Faith and Patriotism in a Besieged Kyiv

By Jonathon Van Maren

My phone buzzed early in the morning. It was a message from Darina Rebro, a Ukrainian journalist who writes for Christians for Ukraine and The European Conservative. “If you have Frodo’s phone number, please let him know the ring was supposed to be destroyed 7 days ago,” she joked. Darina is currently in Kyiv, which (at the time of writing this) is under siege by Vladimir Putin’s Russian forces. Despite this, as refugees pour through the border, many of those who chose to stay in Ukraine have managed to retain both their faith and their sense of humor.

Darina Rebro was born and raised in Kyiv, and she says it was a shock when it became clear that Putin intended to invade all of Ukraine rather than just the Crimea. The first morning of the war, her father woke her to tell her that there had been shelling a few metro stations away. While some chose to leave the city, Darina and her parents—both physicians—decided to stay, “because we strongly believe as Christians, we should be where the problem is. If God put us in the city and He let this situation happen, it is not because He wanted to immediately get us out.

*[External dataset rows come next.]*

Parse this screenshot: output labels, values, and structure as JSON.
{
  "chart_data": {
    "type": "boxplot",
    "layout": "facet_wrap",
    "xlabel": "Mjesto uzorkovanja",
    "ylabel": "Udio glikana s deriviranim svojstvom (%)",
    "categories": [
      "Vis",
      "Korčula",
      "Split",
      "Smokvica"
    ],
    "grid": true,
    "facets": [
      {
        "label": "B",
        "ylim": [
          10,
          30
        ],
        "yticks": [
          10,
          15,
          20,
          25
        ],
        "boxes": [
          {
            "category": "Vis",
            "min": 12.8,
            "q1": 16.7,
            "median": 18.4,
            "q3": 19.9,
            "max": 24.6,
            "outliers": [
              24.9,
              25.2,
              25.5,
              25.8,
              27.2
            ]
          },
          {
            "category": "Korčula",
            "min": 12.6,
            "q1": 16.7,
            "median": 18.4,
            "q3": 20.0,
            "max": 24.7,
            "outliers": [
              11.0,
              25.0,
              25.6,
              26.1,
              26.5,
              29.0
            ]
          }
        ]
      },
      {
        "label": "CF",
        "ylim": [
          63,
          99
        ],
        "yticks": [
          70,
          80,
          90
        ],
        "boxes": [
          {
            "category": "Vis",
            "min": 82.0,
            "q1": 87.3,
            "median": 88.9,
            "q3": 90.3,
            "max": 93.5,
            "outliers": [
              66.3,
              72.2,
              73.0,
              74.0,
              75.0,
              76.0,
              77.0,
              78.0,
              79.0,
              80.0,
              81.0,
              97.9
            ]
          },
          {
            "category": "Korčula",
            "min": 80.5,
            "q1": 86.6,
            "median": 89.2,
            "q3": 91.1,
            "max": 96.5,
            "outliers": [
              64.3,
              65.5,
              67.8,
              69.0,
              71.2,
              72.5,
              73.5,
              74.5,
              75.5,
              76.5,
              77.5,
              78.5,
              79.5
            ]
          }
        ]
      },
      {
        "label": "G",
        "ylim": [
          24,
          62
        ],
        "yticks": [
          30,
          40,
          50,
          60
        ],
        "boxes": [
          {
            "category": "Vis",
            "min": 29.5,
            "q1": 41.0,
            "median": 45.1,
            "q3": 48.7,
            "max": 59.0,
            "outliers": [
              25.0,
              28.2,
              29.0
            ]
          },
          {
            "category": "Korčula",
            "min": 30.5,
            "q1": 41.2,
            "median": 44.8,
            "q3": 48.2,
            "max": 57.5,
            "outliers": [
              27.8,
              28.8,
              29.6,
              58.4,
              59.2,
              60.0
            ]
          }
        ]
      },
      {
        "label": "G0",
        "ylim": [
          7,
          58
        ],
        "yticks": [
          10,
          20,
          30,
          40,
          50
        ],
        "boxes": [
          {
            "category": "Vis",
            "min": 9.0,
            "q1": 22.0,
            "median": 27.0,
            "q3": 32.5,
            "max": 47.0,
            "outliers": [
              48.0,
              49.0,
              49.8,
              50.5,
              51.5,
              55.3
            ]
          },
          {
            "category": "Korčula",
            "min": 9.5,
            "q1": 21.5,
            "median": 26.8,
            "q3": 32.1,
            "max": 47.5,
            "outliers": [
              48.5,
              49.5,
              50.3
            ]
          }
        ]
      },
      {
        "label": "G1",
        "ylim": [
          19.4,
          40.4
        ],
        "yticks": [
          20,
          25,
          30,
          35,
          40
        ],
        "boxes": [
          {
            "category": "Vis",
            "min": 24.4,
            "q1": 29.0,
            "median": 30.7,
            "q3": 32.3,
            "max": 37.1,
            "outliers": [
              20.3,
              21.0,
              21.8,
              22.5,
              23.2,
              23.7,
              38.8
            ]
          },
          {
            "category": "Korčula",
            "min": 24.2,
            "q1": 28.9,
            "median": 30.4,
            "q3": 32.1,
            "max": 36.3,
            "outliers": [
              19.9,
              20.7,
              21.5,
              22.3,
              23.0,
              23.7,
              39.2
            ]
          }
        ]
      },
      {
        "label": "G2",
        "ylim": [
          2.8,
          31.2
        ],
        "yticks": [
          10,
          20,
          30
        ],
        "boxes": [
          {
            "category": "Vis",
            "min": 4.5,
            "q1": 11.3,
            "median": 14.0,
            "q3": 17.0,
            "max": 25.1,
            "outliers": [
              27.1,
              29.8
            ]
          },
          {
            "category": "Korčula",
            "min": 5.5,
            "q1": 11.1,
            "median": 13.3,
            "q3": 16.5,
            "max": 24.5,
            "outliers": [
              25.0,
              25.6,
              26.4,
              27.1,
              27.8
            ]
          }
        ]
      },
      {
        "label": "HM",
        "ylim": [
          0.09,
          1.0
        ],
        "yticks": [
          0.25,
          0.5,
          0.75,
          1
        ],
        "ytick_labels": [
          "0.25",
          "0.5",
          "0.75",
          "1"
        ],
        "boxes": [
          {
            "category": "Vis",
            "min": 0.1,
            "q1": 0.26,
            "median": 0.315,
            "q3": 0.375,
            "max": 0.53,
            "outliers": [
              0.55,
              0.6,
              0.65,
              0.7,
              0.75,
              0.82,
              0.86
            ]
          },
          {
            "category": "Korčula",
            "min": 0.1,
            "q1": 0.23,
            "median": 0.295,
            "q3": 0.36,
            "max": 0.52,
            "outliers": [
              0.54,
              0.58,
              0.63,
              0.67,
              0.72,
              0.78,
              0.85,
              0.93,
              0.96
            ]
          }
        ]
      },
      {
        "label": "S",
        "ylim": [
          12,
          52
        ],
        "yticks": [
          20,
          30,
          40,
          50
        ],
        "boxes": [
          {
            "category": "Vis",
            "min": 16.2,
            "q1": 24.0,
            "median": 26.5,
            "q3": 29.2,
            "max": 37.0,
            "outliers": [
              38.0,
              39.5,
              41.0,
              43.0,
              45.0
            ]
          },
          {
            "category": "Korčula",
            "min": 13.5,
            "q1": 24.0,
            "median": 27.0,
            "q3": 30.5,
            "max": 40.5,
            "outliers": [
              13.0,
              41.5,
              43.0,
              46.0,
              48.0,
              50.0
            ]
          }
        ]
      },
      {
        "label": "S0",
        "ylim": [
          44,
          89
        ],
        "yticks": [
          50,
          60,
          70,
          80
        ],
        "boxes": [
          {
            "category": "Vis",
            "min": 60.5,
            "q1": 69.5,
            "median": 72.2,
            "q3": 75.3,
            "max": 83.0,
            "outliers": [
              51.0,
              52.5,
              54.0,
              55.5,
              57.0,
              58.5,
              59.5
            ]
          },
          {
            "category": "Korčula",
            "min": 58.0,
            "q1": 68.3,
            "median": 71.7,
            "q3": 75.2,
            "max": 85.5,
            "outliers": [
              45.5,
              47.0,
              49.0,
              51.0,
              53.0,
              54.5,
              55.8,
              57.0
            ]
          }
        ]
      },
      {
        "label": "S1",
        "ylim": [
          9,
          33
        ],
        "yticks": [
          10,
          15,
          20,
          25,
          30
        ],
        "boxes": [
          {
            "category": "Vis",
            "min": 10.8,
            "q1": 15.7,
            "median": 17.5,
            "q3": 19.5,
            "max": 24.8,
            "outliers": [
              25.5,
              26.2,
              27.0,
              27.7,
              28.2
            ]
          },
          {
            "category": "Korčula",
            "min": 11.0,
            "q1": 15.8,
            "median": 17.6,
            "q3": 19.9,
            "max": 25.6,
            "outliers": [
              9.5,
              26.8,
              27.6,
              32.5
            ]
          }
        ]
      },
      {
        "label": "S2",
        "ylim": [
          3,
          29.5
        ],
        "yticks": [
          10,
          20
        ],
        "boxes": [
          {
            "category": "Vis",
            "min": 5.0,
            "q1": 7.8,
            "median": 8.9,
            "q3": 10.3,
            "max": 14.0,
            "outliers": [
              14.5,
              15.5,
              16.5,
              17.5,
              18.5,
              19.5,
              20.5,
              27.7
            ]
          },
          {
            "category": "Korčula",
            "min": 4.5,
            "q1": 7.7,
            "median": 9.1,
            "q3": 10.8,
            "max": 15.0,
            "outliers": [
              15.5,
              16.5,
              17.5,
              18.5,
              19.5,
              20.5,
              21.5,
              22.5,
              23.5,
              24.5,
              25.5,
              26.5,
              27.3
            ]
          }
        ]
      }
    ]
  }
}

It’s because He wanted us to be helpful to our neighbors in this time.”

“It’s our motherland. I am who I am because I am Ukrainian,” Darina told me. “My mentality is shaped by the nation I grew up in. If my mother is assaulted and hurt by bandits, how can I leave her? How can I forgive myself after that?” Additionally, her grandparents are simply too old to leave. “They became fatalistic,” she said. “‘Go, leave us here to die.’ We told them: ‘You did not raise us this way. It’s your problem. You should have raised us to be selfish if you wanted us to leave.’”

Martin Iden, a Ukrainian who returned from Poland to fight for his country, has similar convictions. He has a vlog on YouTube where he discusses psychology, sociology, philosophy, and the history of ideas; now it has all become very real. Seeing the invasion of his country, Iden felt that he could not sit by. “If there is any meaning, it is in becoming someone who says how it should be, how it is right to be, taking the responsibility that is not to be refused,” he told me. “Because if I merely sit and observe what is going on, then in ten, twenty, forty years I will be on my deathbed—and what then? You can write ‘shit’ on my forehead with big letters, because it will be an objective evaluation of my life and convictions.”

Many civilians have taken up arms in national defense, identifiable by yellow tape on their shoulders (Darina says that with her eyesight, she’d likely shoot the wrong person if she accepted a gun). Those in Kyiv hear shelling, shooting, and sirens—bombs can be heard inside the shelters. “When the siren goes, it feels like you are part of some creepy game and you don’t know who will die, where there will be shelling, where they’re going to bomb,” Darina told me. “All you can do is just sit where you are and pray and hope that you are not the one who will die after the shelling. It is very scary. You immediately want to hide, to be in a completely different place.”